Aktaş, die solange der Prozess läuft, nicht mit der Presse sprechen möchte, wurde bereits 1981 im Alter von nur zwölf Jahren als jüngste weibliche Gefangene im Gefängnis von Diyarbakir inhaftiert und dort schwer misshandelt. Später engagierte sie sich in der prokurdischen »Partei des Friedens und der Demokratie« (DBP) für Frauenrechte und Feminismus. Immer wieder wurde sie deshalb inhaftiert. Bis heute leidet sie unter erheblichen gesundheitlichen Problemen durch die erlebte Folter und Gewalt. In 2011 zeigte sie dennoch zusammen mit anderen Überlebenden aus Diyarbakir, die verantwortlichen Gefängnisbetreiber an. Als Aktaş 2012 eine erneute Inhaftierung in der Türkei drohte, floh sie nach Deutschland und erhielt politisches Asyl.

»Es ist wirklich grotesk, dass der deutsche Staat sie nun für die gleichen politischen Tätigkeiten verfolgt, für die er ihr 2012 politisches Asyl gewährt hat«, sagt eine Unterstützerin von Aktaş. Für sie sei das Strafverfahren auch ein Angriff auf die internationale feministische Bewegung, denn »die kurdische Frauenbewegung bietet Feminist*innen weltweit Perspektiven für ein selbstbestimmtes Leben in Würde und Freiheit.«

Dem stimmt auch Theune zu: »Das scheint dem deutschen Staat nicht zu gefallen.« Selbst aus der Telefonüberwachung ergebe sich nicht, dass die Angeklagte PKK-Mitglied war. »Wohl aber, dass sie sich für Feminismus und kurdische Belange im Allgemeinen eingesetzt hat«, sagt der Anwalt. So habe Aktaş beispielsweise gegen die Ermordung der Kurdinnen Sakine Cansiz, Leyla Söylemez und Fidan Dogan in Paris 2013, mutmaßlich durch den türkischen Geheimdienst, protestiert. »Sich gegen Frauenmorde einsetzen kann man aber auch als Feministin, dafür muss man kein PKK-Mitglied sein«, stellt Theune fest.

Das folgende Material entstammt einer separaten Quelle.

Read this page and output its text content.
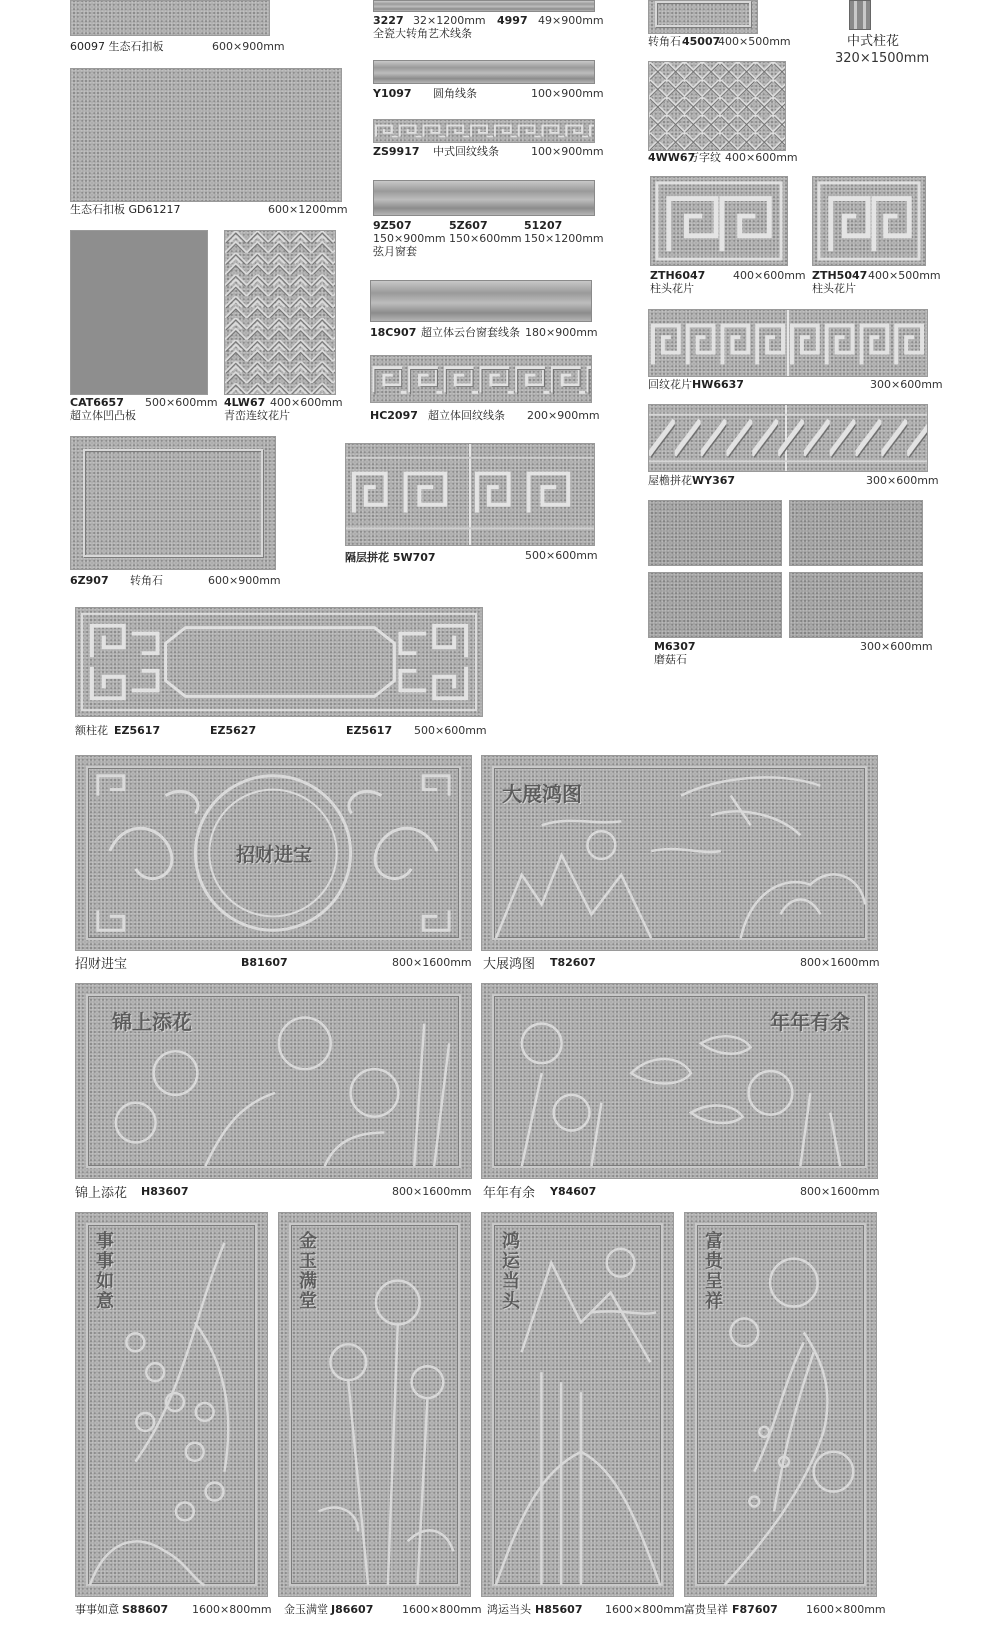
60097 生态石扣板	600×900mm
生态石扣板 GD61217	600×1200mm
CAT6657 500×600mm
超立体凹凸板
4LW67 400×600mm
青峦连纹花片
6Z907 转角石	600×900mm
3227 32×1200mm 4997 49×900mm
全瓷大转角艺术线条
Y1097 圆角线条	100×900mm
ZS9917 中式回纹线条	100×900mm
9Z507	5Z607	51207
150×900mm 150×600mm 150×1200mm
弦月窗套
18C907 超立体云台窗套线条 180×900mm
HC2097 超立体回纹线条 200×900mm
隔层拼花 5W707	500×600mm
转角石 45007
400×500mm	中式柱花
320×1500mm
4WW67
万字纹 400×600mm
ZTH6047	400×600mm
柱头花片
ZTH5047 400×500mm
柱头花片
回纹花片 HW6637	300×600mm
屋檐拼花 WY367	300×600mm
M6307
磨菇石
300×600mm
额柱花 EZ5617	EZ5627	EZ5617 500×600mm
招财进宝
招财进宝	B81607	800×1600mm
大展鸿图
大展鸿图 T82607	800×1600mm
锦上添花
锦上添花 H83607	800×1600mm
年年有余
年年有余 Y84607	800×1600mm
事事如意
事事如意 S88607 1600×800mm
金玉满堂
金玉满堂 J86607	1600×800mm
鸿运当头
鸿运当头 H85607 1600×800mm
富贵呈祥
富贵呈祥 F87607	1600×800mm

Aktaş’ Unterstützerinnen kritisieren, dass das Verfahren ausgerechnet während des türkischen Angriffskrieges gegen Nordsyrien stattfindet. »Die Kriminalisierung der kurdischen Bewegung ist im Zuge dessen scheinheilig«, meint Theune dazu. Wie scheinheilig auch das Verfahren ist, offenbart sich während der Verhandlung selbst. So stützt die Staatsanwaltschaft ihre Beweisführung auf Berichte über PKK-Anschläge in türkischen Medien. »Wie ist es denn mit der Pressefreiheit in der Türkei bestellt?«, fragt Theune am Prozesstag am 1. November - und sorgt für einen Moment betretenen Schweigens im Gerichtssaal.

Für Freitag rufen Unterstützer*innen zu einer Kundgebung um 8 Uhr vor dem Kammergericht auf.